Glue-in instead of bolt-on neck?

Discussion in 'Luthier's Corner' started by count_funkula, Mar 18, 2005.

  1. What's the disadvantage of gluing a neck into a standard
    bolt-on style neck pocket?

    Obviously the neck would be more difficult to remove if it was damaged but not impossible.

    Just curious why more people don't do that.
  2. Tim__x


    Aug 13, 2002
    Alberta, Canada
    Many people do do that. It's called a set-neck. Most people say it sounds half neck-though, half bolt-on.
  3. Worshiper


    Aug 13, 2004
    New York
    I'm making a set-in now. I'm doing it because I like the look of it and I was installing LED's in the neck. It was originally a bolt on but I changed my mind. I guess a major advangage is a distinct sound that can only be acheived with a set-in neck. They're pretty strong, but I have heard of them breaking over time.
  4. Trevorus


    Oct 18, 2002
    Urbana, IL
    I did this to my P bass. Sounds pretty good. Made my Pbass bright.
  5. I guess I always thought of a "set neck" bass as having a dovetail joint where the neck connects. I suppose there are many ways to do it. It's tempting to just glue the neck in rather than mess with drilling holes for the bolts.

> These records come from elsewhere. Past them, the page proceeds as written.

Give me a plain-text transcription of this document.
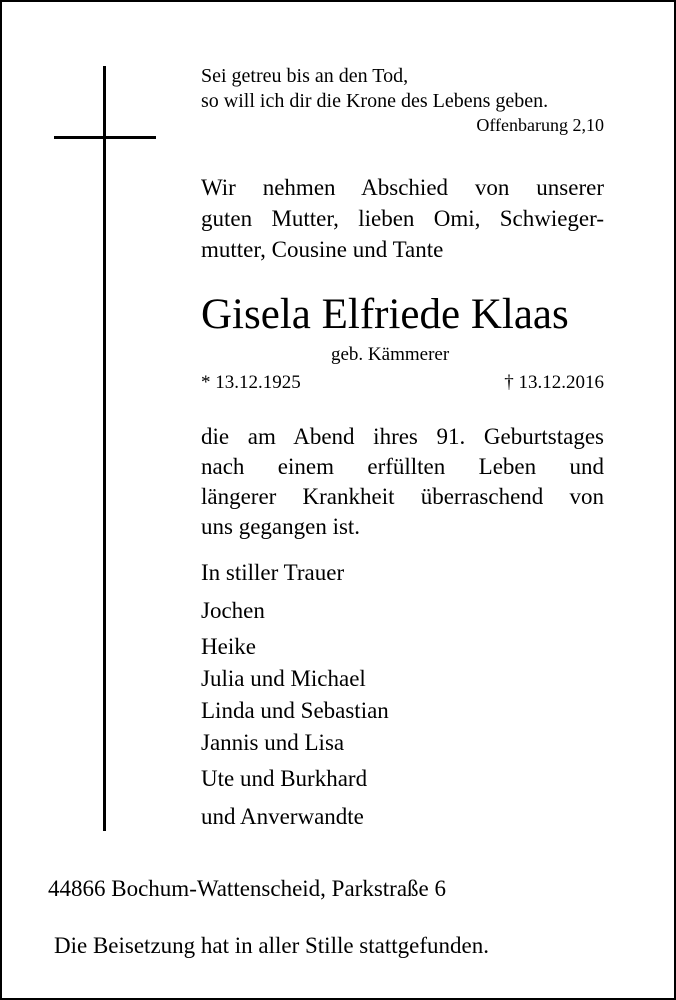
Sei getreu bis an den Tod,
so will ich dir die Krone des Lebens geben.
Offenbarung 2,10
Wir nehmen Abschied von unserer
guten Mutter, lieben Omi, Schwieger-
mutter, Cousine und Tante
Gisela Elfriede Klaas
geb. Kämmerer
* 13.12.1925	† 13.12.2016
die am Abend ihres 91. Geburtstages
nach einem erfüllten Leben und
längerer Krankheit überraschend von
uns gegangen ist.
In stiller Trauer
Jochen
Heike
Julia und Michael
Linda und Sebastian
Jannis und Lisa
Ute und Burkhard
und Anverwandte
44866 Bochum-Wattenscheid, Parkstraße 6
Die Beisetzung hat in aller Stille stattgefunden.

    I may try that in the furure.
  6. FBB Custom

    FBB Custom TalkBass Pro Commercial User

    Jan 26, 2002
    Owner: FBB Bass Works
    This came up recently in another thread. I always thought of set-necks as having a mortise-and-tenon like Gibson. But there's a handful of modern builders that are doing without the extra joinery these days.
  7. Trevorus


    Oct 18, 2002
    Urbana, IL
    A properly set up glue joint with titebond 2 can take about 3750psi (from their website). I don't figure you need any real fancy joinery.
  8. I am a big fan of setnecks. The reason I prefer them is because they provide the convenience of a bolt on in the building stages (you build the neck and body separately) but they provide the structural strength of a through body (everybody knows you can knock a bolt on neck out of place easily). Plus, if you use the same wood on your body for a center block as on your neck, you essentially have a through neck (you couldn't tell the difference in sound).
  9. 6-3-2


    Sep 20, 2003
    I hear though, that since glue isn't exactly resonant it negatively affects the tone.
  10. Scott French

    Scott French Dude Supporting Member

    May 12, 2004
    Grass Valley, CA
    Acoustic guitars are pretty much held together by glue. A good electric setneck joint has a teeny tiny amount of glue holding the actual joint together. Compair that to a glue filled acoustic dovetail joint or a standard electric bolt-on.

    To me setnecks are the best of both worlds, a very solid joint for the body and neck (I'm not much of a screw fan) and since the bridge isn't connected directly to the neck blank as in a thru-body instrument the body wood is actually be part of the sound.